The Pediatric Core Curriculum sessions will cover asthma, interstitial lung disease and diffuse alveolar hemorrhage, and sleep and bronchopulmonary dysplasia.

The pediatric post-graduate courses, which were popular at ATS 2012, are “Pediatric Respiratory Physiology: What’s Right and When It Goes Wrong,” led by ATS Pediatrics Assembly Chair Howard Panitch, MD, on Friday, May 17, and “The Cellular Foundation of Pediatric Respiratory Disease,” led by Marc Hershenson, MD, on Saturday, May 18. Dr. Panitch is director of Clinical Programs and the Technology Dependence Center at Children’s Hospital of Philadelphia. Dr. Hershenson is professor pediatrics, communicable diseases, and molecular and integrative physiology at the University of Michigan in Ann Arbor, Mich.

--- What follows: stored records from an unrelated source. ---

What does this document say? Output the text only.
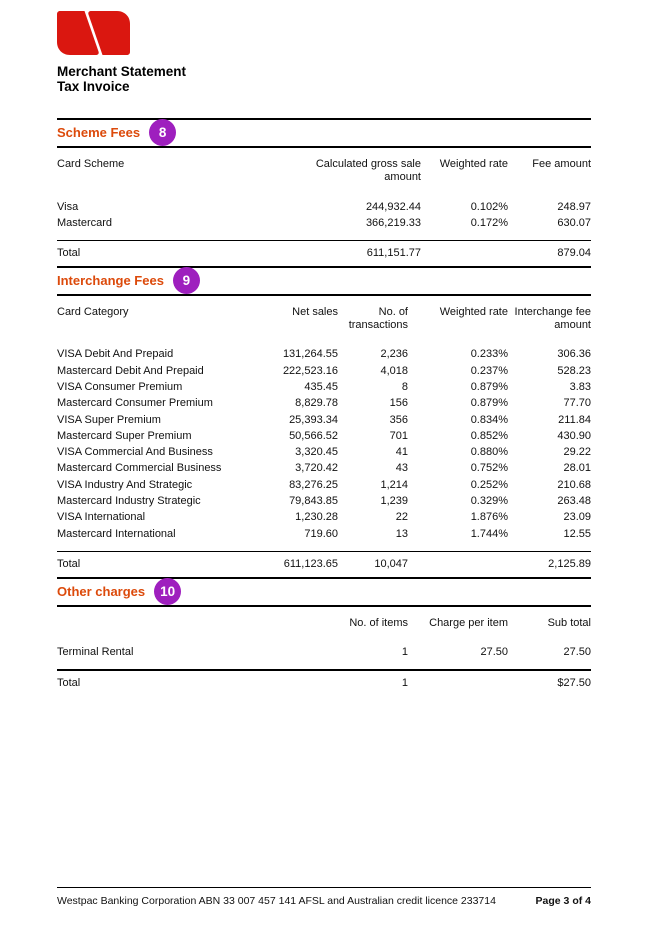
Merchant Statement
Tax Invoice
Scheme Fees	8
Card Scheme	Calculated gross sale amount	Weighted rate	Fee amount
Visa	244,932.44	0.102%	248.97
Mastercard	366,219.33	0.172%	630.07
Total	611,151.77		879.04
Interchange Fees	9
Card Category	Net sales	No. of transactions	Weighted rate	Interchange fee amount
VISA Debit And Prepaid	131,264.55	2,236	0.233%	306.36
Mastercard Debit And Prepaid	222,523.16	4,018	0.237%	528.23
VISA Consumer Premium	435.45	8	0.879%	3.83
Mastercard Consumer Premium	8,829.78	156	0.879%	77.70
VISA Super Premium	25,393.34	356	0.834%	211.84
Mastercard Super Premium	50,566.52	701	0.852%	430.90
VISA Commercial And Business	3,320.45	41	0.880%	29.22
Mastercard Commercial Business	3,720.42	43	0.752%	28.01
VISA Industry And Strategic	83,276.25	1,214	0.252%	210.68
Mastercard Industry Strategic	79,843.85	1,239	0.329%	263.48
VISA International	1,230.28	22	1.876%	23.09
Mastercard International	719.60	13	1.744%	12.55
Total	611,123.65	10,047		2,125.89
Other charges	10
	No. of items	Charge per item	Sub total
Terminal Rental	1	27.50	27.50
Total	1		$27.50
Westpac Banking Corporation ABN 33 007 457 141 AFSL and Australian credit licence 233714	Page 3 of 4
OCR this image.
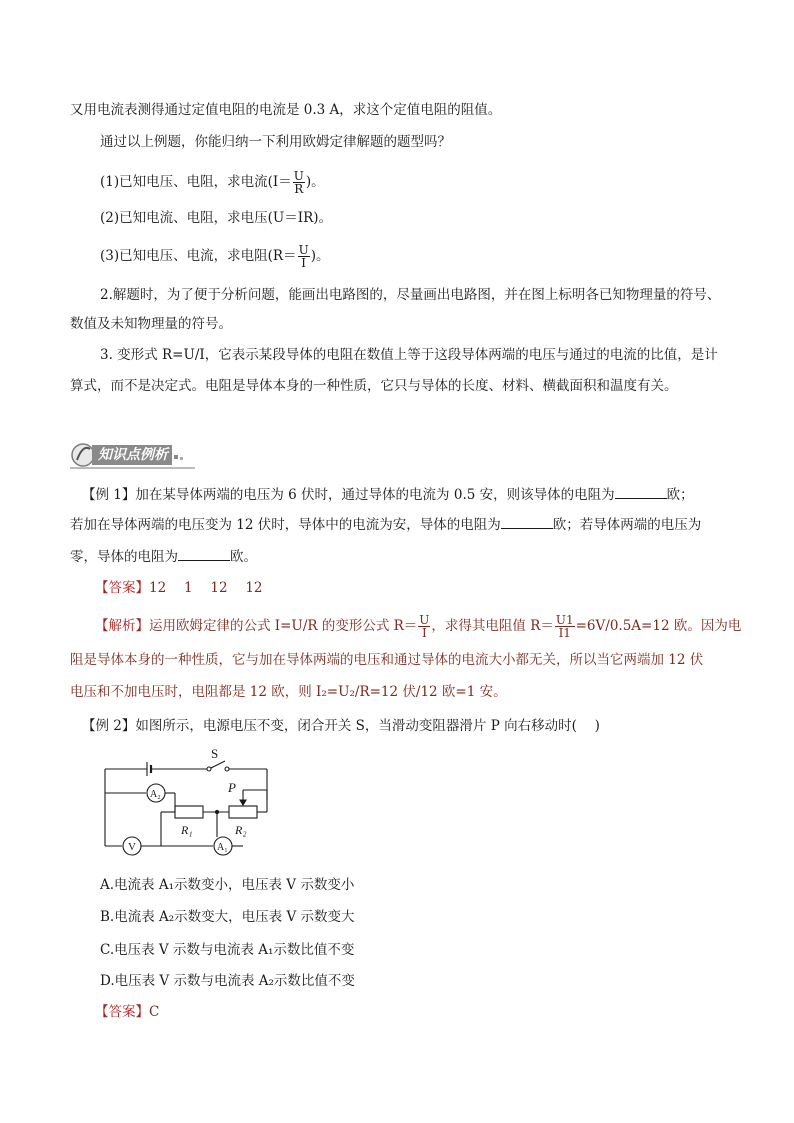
又用电流表测得通过定值电阻的电流是 0.3 A，求这个定值电阻的阻值。
通过以上例题，你能归纳一下利用欧姆定律解题的题型吗？
(1)已知电压、电阻，求电流($I= \frac{U}{R}$ )。
(2)已知电流、电阻，求电压(U＝IR)。
(3)已知电压、电流，求电阻($R= \frac{U}{I}$ )。
2.解题时，为了便于分析问题，能画出电路图的，尽量画出电路图，并在图上标明各已知物理量的符号、
数值及未知物理量的符号。
3. 变形式 R=U/I，它表示某段导体的电阻在数值上等于这段导体两端的电压与通过的电流的比值，是计
算式，而不是决定式。电阻是导体本身的一种性质，它只与导体的长度、材料、横截面积和温度有关。
知识点例析
【例 1】加在某导体两端的电压为 6 伏时，通过导体的电流为 0.5 安，则该导体的电阻为	欧；
若加在导体两端的电压变为 12 伏时，导体中的电流为安，导体的电阻为	欧；若导体两端的电压为
零，导体的电阻为	欧。
【答案】12　 1　 12　 12
【解析】运用欧姆定律的公式 I=U/R 的变形公式 $R= \frac{U}{I}$ ，求得其电阻值 $R= \frac{U1}{I1} =6V/0.5A=12$ 欧。因为电
阻是导体本身的一种性质，它与加在导体两端的电压和通过导体的电流大小都无关，所以当它两端加 12 伏
电压和不加电压时，电阻都是 12 欧，则 I₂=U₂/R=12 伏/12 欧=1 安。
【例 2】如图所示，电源电压不变，闭合开关 S，当滑动变阻器滑片 P 向右移动时(　 )
S
A₂	P
R₁	R₂
V	A₁
A.电流表 A₁示数变小，电压表 V 示数变小
B.电流表 A₂示数变大，电压表 V 示数变大
C.电压表 V 示数与电流表 A₁示数比值不变
D.电压表 V 示数与电流表 A₂示数比值不变
【答案】C
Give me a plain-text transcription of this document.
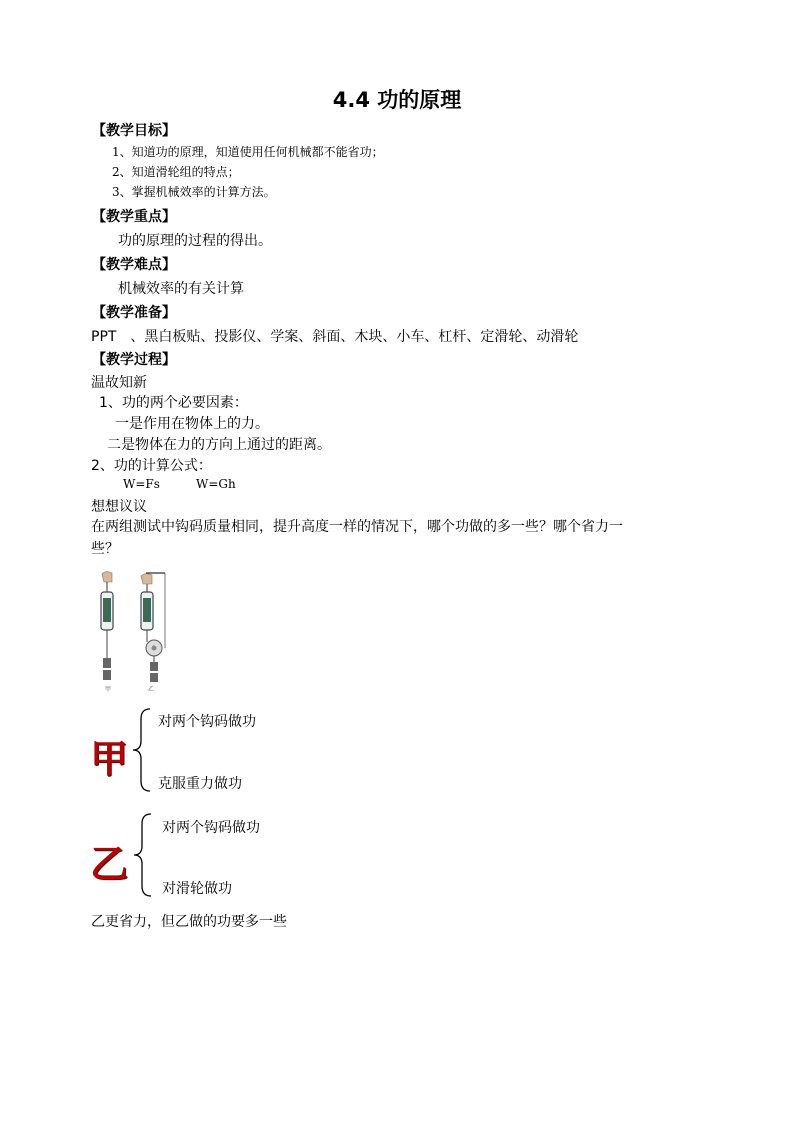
4.4 功的原理
【教学目标】
1、知道功的原理，知道使用任何机械都不能省功；
2、知道滑轮组的特点；
3、掌握机械效率的计算方法。
【教学重点】
功的原理的过程的得出。
【教学难点】
机械效率的有关计算
【教学准备】
PPT　、黑白板贴、投影仪、学案、斜面、木块、小车、杠杆、定滑轮、动滑轮
【教学过程】
温故知新
1、功的两个必要因素：
一是作用在物体上的力。
二是物体在力的方向上通过的距离。
2、功的计算公式：
W=Fs	W=Gh
想想议议
在两组测试中钩码质量相同，提升高度一样的情况下，哪个功做的多一些？哪个省力一
些？
甲	乙
甲
对两个钩码做功
克服重力做功
乙
对两个钩码做功
对滑轮做功
乙更省力，但乙做的功要多一些
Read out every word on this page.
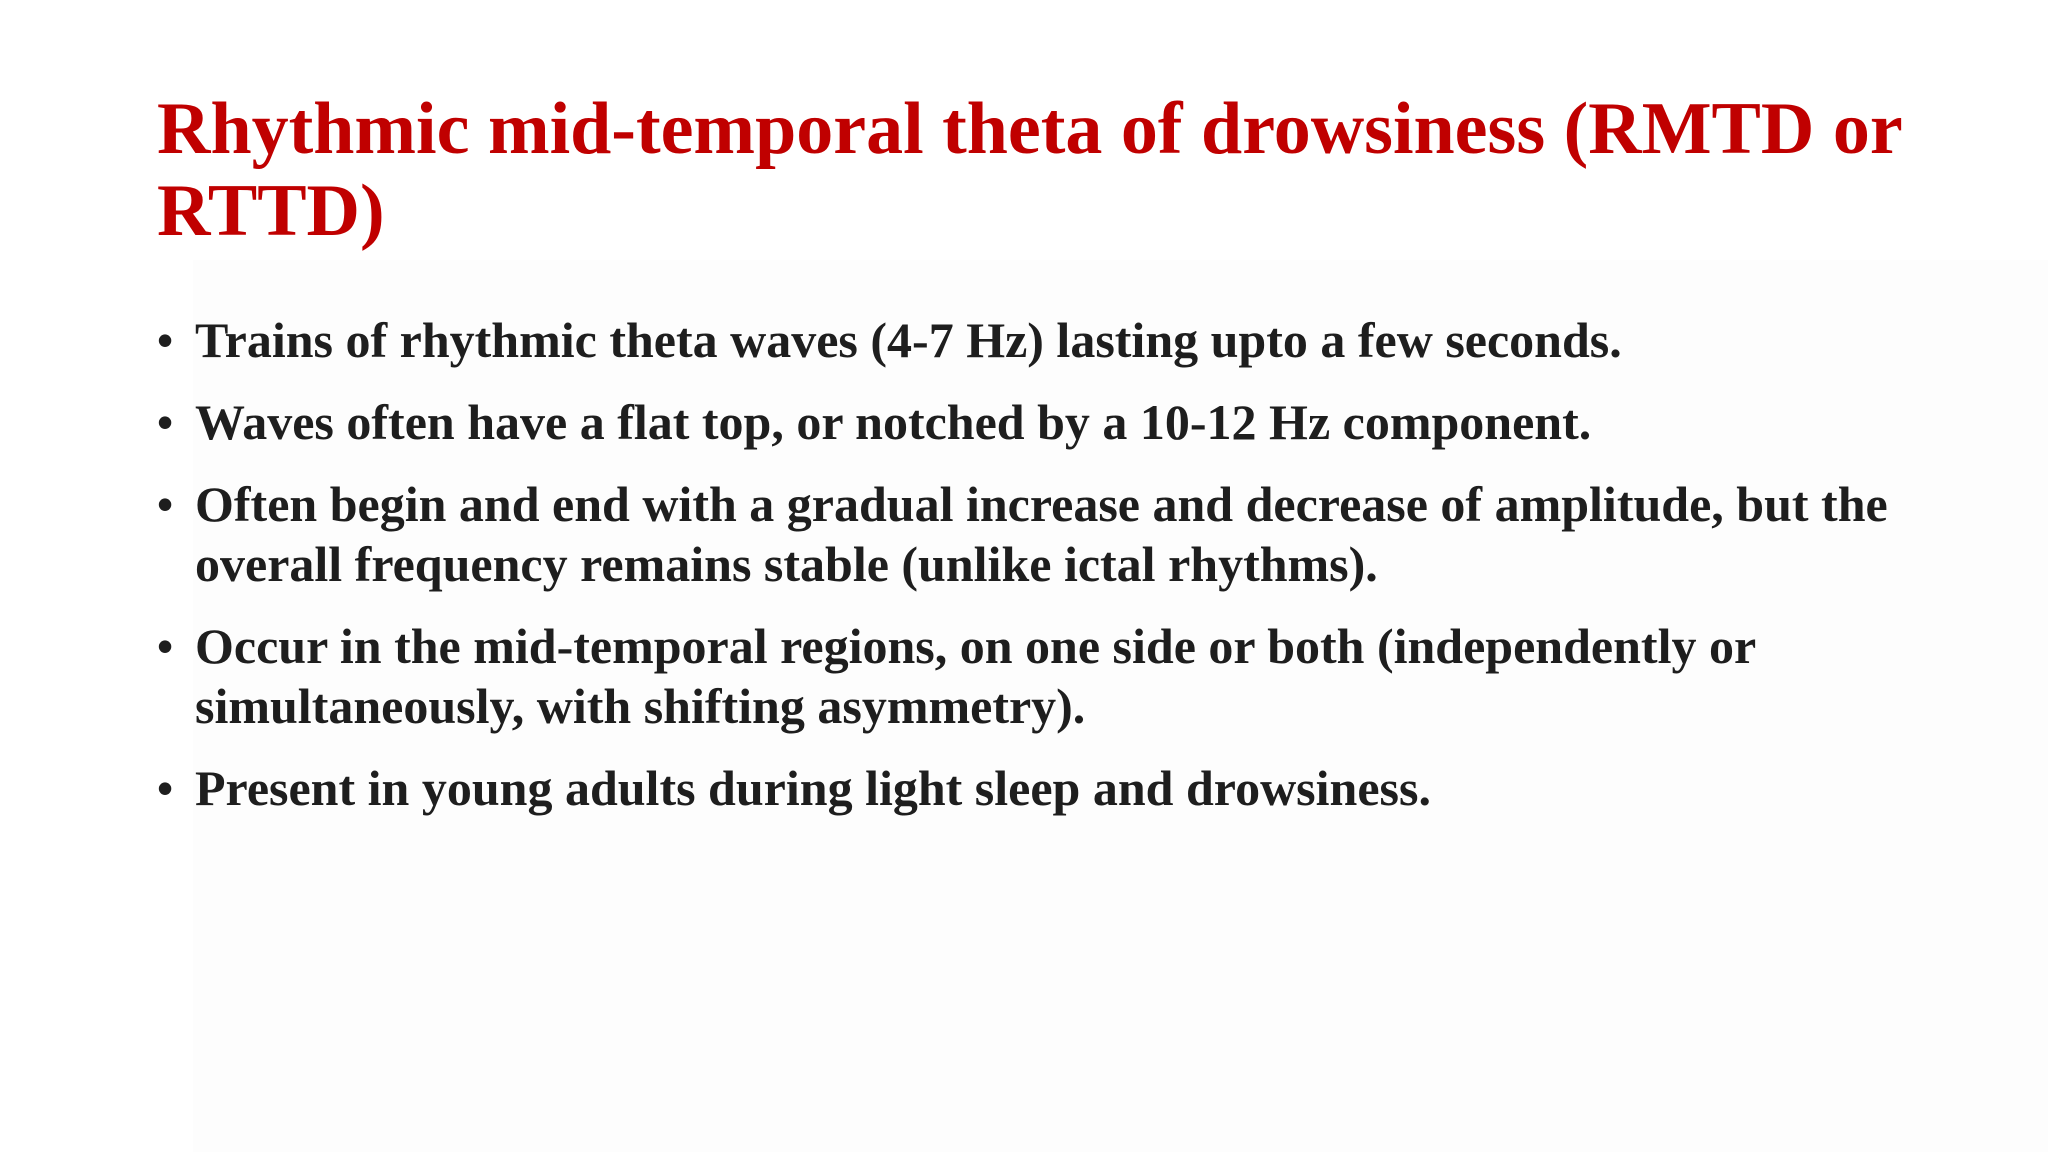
Rhythmic mid-temporal theta of drowsiness (RMTD or RTTD)
• Trains of rhythmic theta waves (4-7 Hz) lasting upto a few seconds.
• Waves often have a flat top, or notched by a 10-12 Hz component.
• Often begin and end with a gradual increase and decrease of amplitude, but the overall frequency remains stable (unlike ictal rhythms).
• Occur in the mid-temporal regions, on one side or both (independently or simultaneously, with shifting asymmetry).
• Present in young adults during light sleep and drowsiness.
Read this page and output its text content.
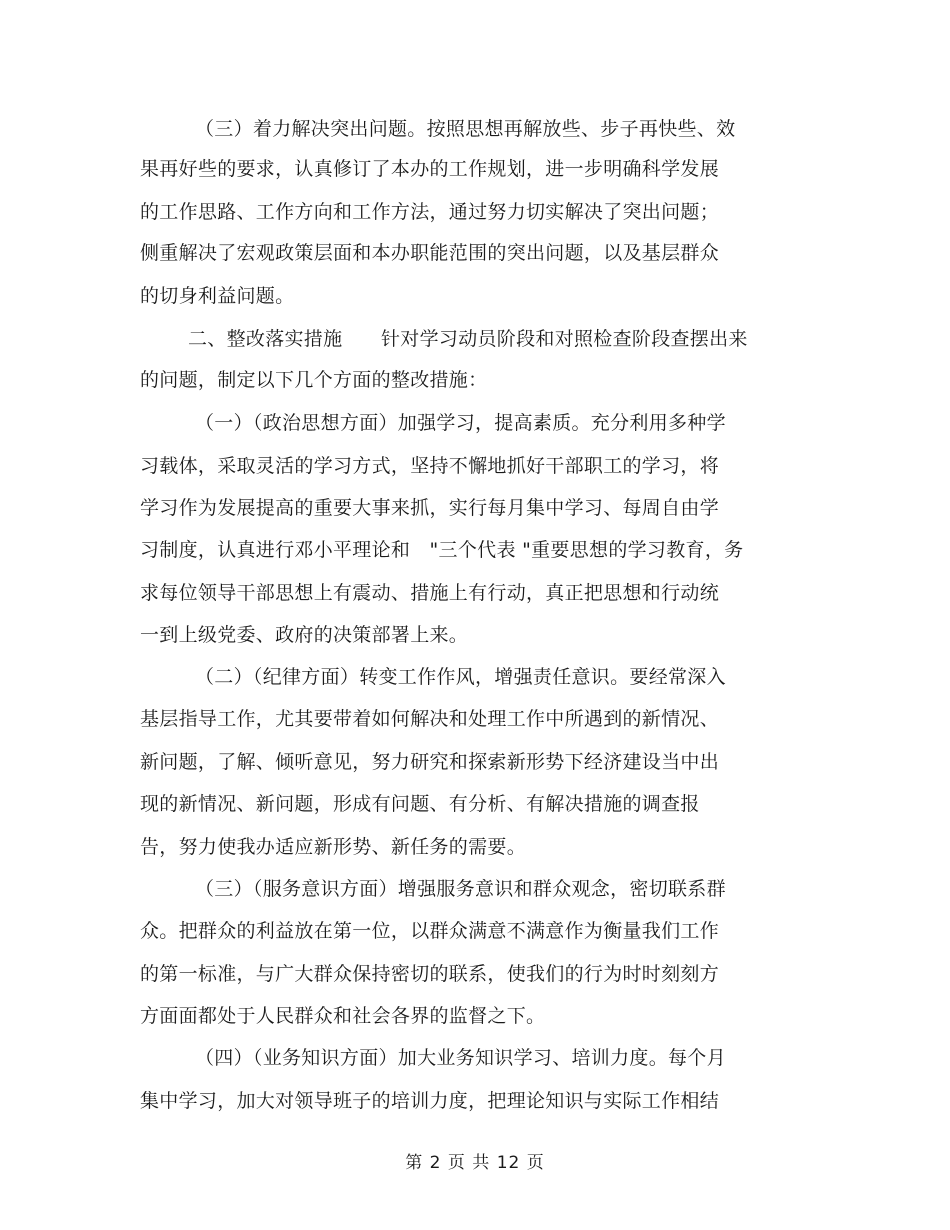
（三）着力解决突出问题。按照思想再解放些、步子再快些、效
果再好些的要求，认真修订了本办的工作规划，进一步明确科学发展
的工作思路、工作方向和工作方法，通过努力切实解决了突出问题；
侧重解决了宏观政策层面和本办职能范围的突出问题，以及基层群众
的切身利益问题。
二、整改落实措施　　针对学习动员阶段和对照检查阶段查摆出来
的问题，制定以下几个方面的整改措施：
（一）（政治思想方面）加强学习，提高素质。充分利用多种学
习载体，采取灵活的学习方式，坚持不懈地抓好干部职工的学习，将
学习作为发展提高的重要大事来抓，实行每月集中学习、每周自由学
习制度，认真进行邓小平理论和　"三个代表 "重要思想的学习教育，务
求每位领导干部思想上有震动、措施上有行动，真正把思想和行动统
一到上级党委、政府的决策部署上来。
（二）（纪律方面）转变工作作风，增强责任意识。要经常深入
基层指导工作，尤其要带着如何解决和处理工作中所遇到的新情况、
新问题，了解、倾听意见，努力研究和探索新形势下经济建设当中出
现的新情况、新问题，形成有问题、有分析、有解决措施的调查报
告，努力使我办适应新形势、新任务的需要。
（三）（服务意识方面）增强服务意识和群众观念，密切联系群
众。把群众的利益放在第一位，以群众满意不满意作为衡量我们工作
的第一标准，与广大群众保持密切的联系，使我们的行为时时刻刻方
方面面都处于人民群众和社会各界的监督之下。
（四）（业务知识方面）加大业务知识学习、培训力度。每个月
集中学习，加大对领导班子的培训力度，把理论知识与实际工作相结
第 2 页 共 12 页
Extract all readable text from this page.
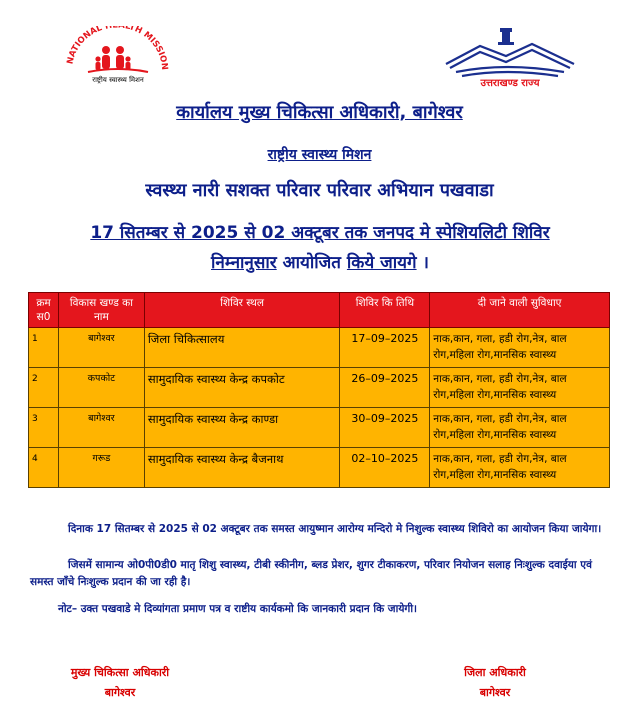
NATIONAL H LTH MISSION
राष्ट्रीय स्वास्थ्य मिशन	उत्तराखण्ड राज्य
कार्यालय मुख्य चिकित्सा अधिकारी, बागेश्वर
राष्ट्रीय स्वास्थ्य मिशन
स्वस्थ्य नारी सशक्त परिवार परिवार अभियान पखवाडा
17 सितम्बर से 2025 से 02 अक्टूबर तक जनपद मे स्पेशियलिटी शिविर
निम्नानुसार आयोजित किये जायगे ।
क्रम स0	विकास खण्ड का नाम	शिविर स्थल	शिविर कि तिथि	दी जाने वाली सुविधाए
1	बागेश्वर	जिला चिकित्सालय	17–09–2025	नाक,कान, गला, हडी रोग,नेत्र, बाल रोग,महिला रोग,मानसिक स्वास्थ्य
2	कपकोट	सामुदायिक स्वास्थ्य केन्द्र कपकोट	26–09–2025	नाक,कान, गला, हडी रोग,नेत्र, बाल रोग,महिला रोग,मानसिक स्वास्थ्य
3	बागेश्वर	सामुदायिक स्वास्थ्य केन्द्र काण्डा	30–09–2025	नाक,कान, गला, हडी रोग,नेत्र, बाल रोग,महिला रोग,मानसिक स्वास्थ्य
4	गरूड	सामुदायिक स्वास्थ्य केन्द्र बैजनाथ	02–10–2025	नाक,कान, गला, हडी रोग,नेत्र, बाल रोग,महिला रोग,मानसिक स्वास्थ्य
दिनाक 17 सितम्बर से 2025 से 02 अक्टूबर तक समस्त आयुष्मान आरोग्य मन्दिरो मे निशुल्क स्वास्थ्य शिविरो का आयोजन किया जायेगा।
जिसमें सामान्य ओ0पी0डी0 मातृ शिशु स्वास्थ्य, टीबी स्कीनीग, ब्लड प्रेशर, शुगर टीकाकरण, परिवार नियोजन सलाह निःशुल्क दवाईया एवं समस्त जाँचे निःशुल्क प्रदान की जा रही है।
नोट– उक्त पखवाडे मे दिव्यांगता प्रमाण पत्र व राष्टीय कार्यकमो कि जानकारी प्रदान कि जायेगी।
मुख्य चिकित्सा अधिकारी
बागेश्वर
जिला अधिकारी
बागेश्वर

“The Society’s embrace of MOC sends a powerful message: We are eager to help clinicians in their efforts to stay current because their practices will be of higher quality, and we want to do it in a way that is interesting and fun,” said Mary Nevin, MD, chair of the Pediatric Clinical Core Curriculum and a pediatric pulmonologist, physician, and director of continuing medical education at the Ann & Robert H. Lurie Children’s Hospital of Chicago.

Nursing Contact Hours
In another first, the ATS has partnered with National Jewish Health to provide Nursing Contact Hours for selected sessions. National Jewish Health is a provider approved by the California Board of Registered Nursing, Provider Number, CEP 12724. Attendees will be able to claim credit for sessions by completing an evaluation online or at a kiosk, which will require their registration emails, badge numbers, and nursing license numbers. Nursing Contact Hour certificates are created upon completion of the evaluation. Once completed, attendees will have the option to email themselves a copy of the certificate. The Nursing Assembly selected sessions with content that is appropriate for and relevant to the needs of its members, and several courses are eligible for nursing contact hours credit.

Hands-On Clinical Workshop
The Assembly on Clinical Problems will present the hands-on clinical workshop “Diagnostic Approach to the Peripheral Lung Nodule,” on Sunday, May 19. The session will discuss the current evidence and approach to the peripheral lung nodule, and evaluate clues and signs that would lead the chest physicians to an observation strategy versus sampling or resection. A one-hour hands-on session will expose the learners to current bronchoscopic technology that can reach the peripheral lung nodule such as radial endobronchial ultrasound and navigation bronchoscopy.

Attendees will be able to outline the optimal approach to the solitary lung nodule, gain an understanding of current and emerging bronchoscopic approaches to the solitary lung nodule as well as gain hands-on practice in bronchoscopic technology that target the peripheral lung nodule.

The workshop will include a boxed lunch. Pre-registration and a fee of $95 are required.